In summary, it is now established that osteoporosis in COPD is multifactorial. It is evident from the present study that COPD is now increasingly being recognized as an inflammatory condition of the lung, and, over the past decade, it has been recognized for its systemic inflammation and having extra-pulmonary manifestations. Patients with COPD are often treated with oral or parenteral glucocorticoids during exacerbations. Such oral or parenteral glucocorticoid therapy along with various other risk factors clearly increases the risk for the development of osteoporosis.

This study has certain limitations. First, data on physical activity and exact smoking status were limited. Second, there were no data on the loss of fat-free mass. Loss of fat-free mass has been associated with reduced BMD and more severe COPD and might be a more concise marker of severity of COPD as compared with BMI. Third, there was no control group. This becomes difficult when the test is costly, making it difficult for a normal person to affirm it. Lastly, among patients who used inhaled steroids, about 40% were using oral corticosteroids during exacerbations. Therefore, it may be difficult in this patient group to separate the effects of oral and inhaled corticosteroids.

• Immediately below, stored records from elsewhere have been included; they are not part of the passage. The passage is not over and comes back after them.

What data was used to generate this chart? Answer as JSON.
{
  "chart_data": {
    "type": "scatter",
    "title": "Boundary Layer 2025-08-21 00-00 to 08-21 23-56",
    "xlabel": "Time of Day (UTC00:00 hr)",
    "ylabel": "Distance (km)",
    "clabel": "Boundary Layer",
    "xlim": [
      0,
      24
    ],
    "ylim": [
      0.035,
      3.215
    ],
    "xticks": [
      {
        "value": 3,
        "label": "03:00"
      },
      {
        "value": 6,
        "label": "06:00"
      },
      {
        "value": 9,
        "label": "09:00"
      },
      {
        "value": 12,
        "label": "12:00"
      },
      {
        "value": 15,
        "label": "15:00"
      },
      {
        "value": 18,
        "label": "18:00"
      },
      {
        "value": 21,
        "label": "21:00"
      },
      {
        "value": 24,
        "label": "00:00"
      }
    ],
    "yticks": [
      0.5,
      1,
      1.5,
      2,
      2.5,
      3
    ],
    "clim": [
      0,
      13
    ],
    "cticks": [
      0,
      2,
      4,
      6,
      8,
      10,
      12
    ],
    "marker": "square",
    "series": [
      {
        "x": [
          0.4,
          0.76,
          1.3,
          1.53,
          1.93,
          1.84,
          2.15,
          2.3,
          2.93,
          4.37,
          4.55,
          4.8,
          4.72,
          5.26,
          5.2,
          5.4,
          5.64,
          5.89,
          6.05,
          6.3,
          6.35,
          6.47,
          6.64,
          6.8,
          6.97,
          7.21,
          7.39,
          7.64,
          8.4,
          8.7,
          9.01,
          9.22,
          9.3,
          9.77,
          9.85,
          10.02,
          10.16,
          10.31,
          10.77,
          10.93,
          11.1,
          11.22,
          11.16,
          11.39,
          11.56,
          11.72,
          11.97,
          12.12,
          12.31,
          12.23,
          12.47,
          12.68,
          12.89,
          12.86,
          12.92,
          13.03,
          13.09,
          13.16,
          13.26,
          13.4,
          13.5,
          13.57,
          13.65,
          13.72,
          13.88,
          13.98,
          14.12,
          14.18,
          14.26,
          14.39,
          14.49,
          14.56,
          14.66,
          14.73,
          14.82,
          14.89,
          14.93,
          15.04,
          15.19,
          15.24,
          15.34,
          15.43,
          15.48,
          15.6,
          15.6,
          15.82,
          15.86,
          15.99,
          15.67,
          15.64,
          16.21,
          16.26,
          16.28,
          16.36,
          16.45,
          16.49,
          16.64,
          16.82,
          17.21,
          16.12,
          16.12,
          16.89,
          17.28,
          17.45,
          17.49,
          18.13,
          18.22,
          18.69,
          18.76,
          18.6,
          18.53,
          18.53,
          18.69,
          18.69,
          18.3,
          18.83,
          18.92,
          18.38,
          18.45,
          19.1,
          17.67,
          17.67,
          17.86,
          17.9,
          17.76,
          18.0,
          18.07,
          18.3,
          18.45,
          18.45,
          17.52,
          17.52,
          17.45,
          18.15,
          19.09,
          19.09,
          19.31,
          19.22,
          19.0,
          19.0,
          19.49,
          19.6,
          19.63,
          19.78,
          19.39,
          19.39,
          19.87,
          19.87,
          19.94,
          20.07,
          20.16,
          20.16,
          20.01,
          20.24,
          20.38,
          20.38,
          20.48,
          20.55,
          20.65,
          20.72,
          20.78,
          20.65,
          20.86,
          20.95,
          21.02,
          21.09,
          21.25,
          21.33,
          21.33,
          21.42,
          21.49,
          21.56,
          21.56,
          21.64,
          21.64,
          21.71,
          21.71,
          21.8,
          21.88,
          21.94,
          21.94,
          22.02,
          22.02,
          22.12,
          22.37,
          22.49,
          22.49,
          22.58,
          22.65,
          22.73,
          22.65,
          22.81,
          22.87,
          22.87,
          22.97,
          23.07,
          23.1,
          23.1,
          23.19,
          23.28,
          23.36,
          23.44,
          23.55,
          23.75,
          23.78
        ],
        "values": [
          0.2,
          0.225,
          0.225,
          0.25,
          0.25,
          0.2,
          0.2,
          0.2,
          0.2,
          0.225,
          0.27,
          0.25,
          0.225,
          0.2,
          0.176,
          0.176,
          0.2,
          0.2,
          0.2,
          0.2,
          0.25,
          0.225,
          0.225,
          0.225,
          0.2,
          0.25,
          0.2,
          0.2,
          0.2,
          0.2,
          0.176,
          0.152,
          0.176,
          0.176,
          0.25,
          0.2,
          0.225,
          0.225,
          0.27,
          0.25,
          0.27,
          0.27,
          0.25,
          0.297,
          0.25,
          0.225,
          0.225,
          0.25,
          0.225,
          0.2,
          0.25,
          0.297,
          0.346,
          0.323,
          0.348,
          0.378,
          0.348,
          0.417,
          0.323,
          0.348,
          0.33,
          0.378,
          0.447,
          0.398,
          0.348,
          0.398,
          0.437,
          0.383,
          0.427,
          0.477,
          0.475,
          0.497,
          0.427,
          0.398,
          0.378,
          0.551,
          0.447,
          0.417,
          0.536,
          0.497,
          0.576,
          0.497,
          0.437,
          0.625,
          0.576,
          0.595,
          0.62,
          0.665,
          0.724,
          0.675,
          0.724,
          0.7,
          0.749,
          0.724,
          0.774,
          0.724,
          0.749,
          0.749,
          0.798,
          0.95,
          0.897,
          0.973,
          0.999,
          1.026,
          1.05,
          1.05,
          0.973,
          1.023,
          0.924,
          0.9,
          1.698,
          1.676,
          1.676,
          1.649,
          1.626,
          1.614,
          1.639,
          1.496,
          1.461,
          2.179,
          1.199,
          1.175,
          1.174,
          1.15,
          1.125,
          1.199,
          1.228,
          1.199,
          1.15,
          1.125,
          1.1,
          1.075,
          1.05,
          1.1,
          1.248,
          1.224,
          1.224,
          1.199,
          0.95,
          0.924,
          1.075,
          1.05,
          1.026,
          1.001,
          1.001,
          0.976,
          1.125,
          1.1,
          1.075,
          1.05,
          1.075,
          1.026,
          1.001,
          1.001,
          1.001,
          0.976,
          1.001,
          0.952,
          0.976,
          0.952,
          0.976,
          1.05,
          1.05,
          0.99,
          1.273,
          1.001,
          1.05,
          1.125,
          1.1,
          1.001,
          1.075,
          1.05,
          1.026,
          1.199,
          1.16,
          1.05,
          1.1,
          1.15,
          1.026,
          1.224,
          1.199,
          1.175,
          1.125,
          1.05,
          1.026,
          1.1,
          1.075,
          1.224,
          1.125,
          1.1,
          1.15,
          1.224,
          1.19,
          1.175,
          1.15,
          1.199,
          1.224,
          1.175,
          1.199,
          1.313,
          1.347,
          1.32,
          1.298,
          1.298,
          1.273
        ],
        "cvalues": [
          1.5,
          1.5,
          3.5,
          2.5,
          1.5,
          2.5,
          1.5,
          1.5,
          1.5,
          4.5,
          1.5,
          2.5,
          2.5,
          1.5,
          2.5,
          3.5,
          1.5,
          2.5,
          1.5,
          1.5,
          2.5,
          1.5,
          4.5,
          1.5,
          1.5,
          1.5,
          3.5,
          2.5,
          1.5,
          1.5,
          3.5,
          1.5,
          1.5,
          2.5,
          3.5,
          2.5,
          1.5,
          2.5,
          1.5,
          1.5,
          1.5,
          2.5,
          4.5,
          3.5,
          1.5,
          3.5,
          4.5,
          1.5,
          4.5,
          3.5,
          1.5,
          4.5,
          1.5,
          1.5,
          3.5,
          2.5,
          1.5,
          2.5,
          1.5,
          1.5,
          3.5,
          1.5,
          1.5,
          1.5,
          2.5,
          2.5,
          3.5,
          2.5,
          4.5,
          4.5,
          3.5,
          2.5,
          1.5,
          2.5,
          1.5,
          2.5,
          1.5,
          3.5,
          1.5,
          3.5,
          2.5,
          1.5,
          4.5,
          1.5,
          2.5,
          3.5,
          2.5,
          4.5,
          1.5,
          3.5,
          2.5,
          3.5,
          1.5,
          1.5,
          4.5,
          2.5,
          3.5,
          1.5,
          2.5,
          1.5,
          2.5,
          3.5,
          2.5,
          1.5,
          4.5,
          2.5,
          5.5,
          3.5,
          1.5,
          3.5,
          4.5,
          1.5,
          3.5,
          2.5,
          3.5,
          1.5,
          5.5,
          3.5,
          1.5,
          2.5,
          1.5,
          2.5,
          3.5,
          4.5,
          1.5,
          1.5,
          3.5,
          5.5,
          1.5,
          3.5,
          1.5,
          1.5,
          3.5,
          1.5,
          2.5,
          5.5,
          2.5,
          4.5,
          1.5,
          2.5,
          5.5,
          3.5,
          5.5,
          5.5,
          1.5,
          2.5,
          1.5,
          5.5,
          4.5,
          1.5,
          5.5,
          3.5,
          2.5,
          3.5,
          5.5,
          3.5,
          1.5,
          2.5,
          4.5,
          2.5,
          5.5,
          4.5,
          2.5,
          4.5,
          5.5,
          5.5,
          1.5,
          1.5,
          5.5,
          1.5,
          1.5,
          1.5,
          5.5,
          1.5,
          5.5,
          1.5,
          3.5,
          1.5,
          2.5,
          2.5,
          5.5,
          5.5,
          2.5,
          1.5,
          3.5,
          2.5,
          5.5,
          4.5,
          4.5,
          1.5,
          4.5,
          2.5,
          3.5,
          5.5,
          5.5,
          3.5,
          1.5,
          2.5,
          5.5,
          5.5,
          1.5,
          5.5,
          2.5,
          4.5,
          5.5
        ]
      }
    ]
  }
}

In conclusion, the results of our study demonstrated that osteoporosis is common among elderly COPD patients even if these patients did not receive systemic corticosteroids. The development of osteoporosis in COPD is muti-factorial, but preventive strategies to decrease osteoporotic fractures should be added to the management of elderly patients with COPD. Hence, in an ideal set-up, all patients with COPD should be screened for osteoporosis using BMD measurements made by DEXA for the early diagnosis, and proper therapy of this condition can be advised at the earliest.